Intervention de Pierre Razoux

Réunion du mercredi 22 janvier 2020 à 9h30
Commission de la défense nationale et des forces armées

Pierre Razoux, directeur de recherche à l'Institut de recherche stratégique de l'École militaire (IRSEM) :

Comme d'habitude, la Jordanie est dans l'œil du cyclone. Elle est plus affaiblie que jamais. Le roi et les élites se posent des questions existentielles, à la fois du fait de la « menace » djihadiste émanant du Nord et de l'Est, et du fait de l'absence de résolution du dossier palestinien à l'ouest. Tout le monde sait, à commencer par le pouvoir jordanien, qu'il y a des structures et des cellules d'Al-Qaïda et de Daech présentes en Jordanie. Cette dernière est potentiellement très fragile, et le roi se pose des questions existentielles sur la garantie américaine. Les Occidentaux et les États-Unis sont pour le moment très présents en Jordanie, mais qu'en sera-t-il demain ? Le Roi se tourne donc clairement vers la Russie et vers la Chine, en se disant qu'ils ne veulent pas être les dindons de la farce, si un grand plan de paix israélo-palestinien mettait en cause les intérêts de la Jordanie. La situation est inquiétante, d'autant que la population jordanienne est de plus en plus opposée aux traités de paix israéliens – n'y voyant plus aucun intérêt – et devient de plus en plus anti-américaine.

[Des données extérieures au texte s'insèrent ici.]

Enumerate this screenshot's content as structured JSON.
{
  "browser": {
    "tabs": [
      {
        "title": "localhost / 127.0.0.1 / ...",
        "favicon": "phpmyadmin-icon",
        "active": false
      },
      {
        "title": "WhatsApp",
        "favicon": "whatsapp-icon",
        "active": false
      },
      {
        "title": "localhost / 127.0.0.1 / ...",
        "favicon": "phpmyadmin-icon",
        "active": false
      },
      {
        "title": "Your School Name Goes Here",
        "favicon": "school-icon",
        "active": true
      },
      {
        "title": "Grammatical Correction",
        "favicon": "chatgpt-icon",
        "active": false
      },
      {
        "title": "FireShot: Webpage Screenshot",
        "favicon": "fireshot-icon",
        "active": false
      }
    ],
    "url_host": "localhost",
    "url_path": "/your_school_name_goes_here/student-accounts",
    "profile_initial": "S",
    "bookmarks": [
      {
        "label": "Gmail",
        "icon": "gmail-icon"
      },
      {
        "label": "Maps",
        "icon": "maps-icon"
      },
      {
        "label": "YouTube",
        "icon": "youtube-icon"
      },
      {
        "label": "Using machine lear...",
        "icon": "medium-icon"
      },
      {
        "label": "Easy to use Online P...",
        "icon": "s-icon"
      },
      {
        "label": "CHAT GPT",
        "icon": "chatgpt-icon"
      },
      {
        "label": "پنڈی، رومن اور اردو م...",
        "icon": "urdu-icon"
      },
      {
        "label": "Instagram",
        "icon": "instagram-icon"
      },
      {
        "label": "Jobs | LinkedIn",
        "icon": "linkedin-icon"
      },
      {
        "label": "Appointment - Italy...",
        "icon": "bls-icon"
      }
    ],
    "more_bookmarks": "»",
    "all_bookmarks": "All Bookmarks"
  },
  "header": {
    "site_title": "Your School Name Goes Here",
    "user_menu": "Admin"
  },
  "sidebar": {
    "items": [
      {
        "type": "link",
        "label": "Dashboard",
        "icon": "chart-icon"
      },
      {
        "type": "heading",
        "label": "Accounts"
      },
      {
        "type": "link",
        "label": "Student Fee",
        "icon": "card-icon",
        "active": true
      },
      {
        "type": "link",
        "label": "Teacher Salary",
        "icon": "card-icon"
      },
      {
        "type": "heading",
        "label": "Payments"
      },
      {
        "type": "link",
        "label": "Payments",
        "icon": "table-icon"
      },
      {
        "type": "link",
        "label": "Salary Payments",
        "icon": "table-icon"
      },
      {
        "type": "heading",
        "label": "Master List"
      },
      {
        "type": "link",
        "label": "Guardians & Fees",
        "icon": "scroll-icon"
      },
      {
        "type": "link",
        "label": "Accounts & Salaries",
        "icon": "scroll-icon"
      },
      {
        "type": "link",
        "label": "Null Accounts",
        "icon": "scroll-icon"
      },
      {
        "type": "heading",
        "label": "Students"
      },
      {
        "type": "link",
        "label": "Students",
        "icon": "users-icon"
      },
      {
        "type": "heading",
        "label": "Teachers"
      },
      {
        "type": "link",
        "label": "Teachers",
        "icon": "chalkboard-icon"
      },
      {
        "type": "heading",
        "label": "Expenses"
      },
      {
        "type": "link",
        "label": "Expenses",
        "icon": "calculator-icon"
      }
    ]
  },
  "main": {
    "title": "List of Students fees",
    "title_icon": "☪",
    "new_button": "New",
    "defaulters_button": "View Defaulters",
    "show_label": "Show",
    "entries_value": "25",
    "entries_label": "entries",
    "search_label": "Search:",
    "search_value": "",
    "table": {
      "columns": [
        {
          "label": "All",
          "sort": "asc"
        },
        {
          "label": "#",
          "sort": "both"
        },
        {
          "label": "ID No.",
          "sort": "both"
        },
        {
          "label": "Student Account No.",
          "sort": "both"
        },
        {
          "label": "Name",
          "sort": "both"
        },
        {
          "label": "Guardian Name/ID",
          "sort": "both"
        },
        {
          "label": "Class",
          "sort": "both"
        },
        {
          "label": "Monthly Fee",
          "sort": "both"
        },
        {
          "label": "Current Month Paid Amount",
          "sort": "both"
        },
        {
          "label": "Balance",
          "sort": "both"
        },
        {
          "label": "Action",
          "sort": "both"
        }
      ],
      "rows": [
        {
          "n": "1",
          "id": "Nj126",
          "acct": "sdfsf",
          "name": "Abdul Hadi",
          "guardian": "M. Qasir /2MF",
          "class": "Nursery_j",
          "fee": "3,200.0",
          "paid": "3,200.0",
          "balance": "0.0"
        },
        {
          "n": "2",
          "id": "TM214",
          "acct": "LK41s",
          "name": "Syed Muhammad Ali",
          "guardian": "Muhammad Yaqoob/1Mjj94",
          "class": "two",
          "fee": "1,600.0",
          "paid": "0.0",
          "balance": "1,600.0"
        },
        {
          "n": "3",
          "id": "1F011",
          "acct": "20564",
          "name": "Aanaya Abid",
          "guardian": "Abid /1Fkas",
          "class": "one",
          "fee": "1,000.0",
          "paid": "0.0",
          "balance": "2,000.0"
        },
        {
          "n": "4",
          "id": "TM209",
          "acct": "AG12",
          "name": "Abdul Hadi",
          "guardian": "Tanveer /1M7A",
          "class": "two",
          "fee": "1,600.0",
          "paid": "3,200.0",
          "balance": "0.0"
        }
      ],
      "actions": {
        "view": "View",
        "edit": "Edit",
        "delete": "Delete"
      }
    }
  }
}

Ensuite, la grille de lecture sur les communautés est-elle toujours pertinente ? Quand vous êtes au Liban, on vous dit que si vous voulez essayer de tenter de comprendre la question libanaise et les rapports de force au Liban, il ne faut pas raisonner en termes de communautés, il faut raisonner en termes d'argent. On m'a toujours dit de suivre l'argent. C'est ce qui permet de comprendre ce qui se passe à propos de l'énergie au Moyen-Orient.

Le Moyen-Orient est-il toujours un enjeu pour nous ? De mon point de vue, plus du tout. Nous continuons à acheter du gaz et du pétrole aux pays du Moyen-Orient uniquement pour équilibrer la balance commerciale. Si vous voulez que ces pays-là vous achètent des jolis avions, des beaux métros, du luxe et tout ce qui va avec, il faut en échange acheter ce qu'ils produisent et globalement, comme ils ne produisent que du gaz et du pétrole, c'est ce que nous leur achetons. Si vous allez voir les macro-comptes de Bercy, vous verrez que ce qu'on exporte dans ces pays-là correspond à peu près à ce qu'on importe en termes d'énergie. L'avenir de l'énergie au Moyen-Orient est un véritable enjeu, parce qu'évidemment, les pays producteurs comprennent que le monde est en train de s'adapter à d'autres sources d'énergie que le pétrole. Le pétrole restera pour les armées, pour faire fonctionner tout ce qui est militaire, pour l'aviation militaire et civile, pour le pétrochimique et pour faire fonctionner les gros bateaux super tankers, etc. C'est à peu près tout. À l'avenir, l'enjeu énergétique sera certes un peu pétrolier, mais le véritable enjeu énergétique au Moyen-Orient sera le gaz naturel liquéfié (GNL) et ce sera le nucléaire. J'en suis convaincu.

Ensuite, que peut-on penser de la Turquie, de M. Erdogan ? M. Erdogan a compris que dans le contexte que j'ai décrit en première partie, vous gagnez des points quand vous êtes un perturbateur intelligent, et non pas le bon élève de la classe. Il joue donc les perturbateurs intelligents et il marque des points. Comme il est intelligent, il a compris quelles étaient les lignes rouges qui lui avaient été fixées par les États-Unis, par la Russie et par la Chine, et que comme les pays européens n'ont pas osé lui exprimer quelles étaient les leurs, il en use, en abuse et il pousse le pion le plus loin possible.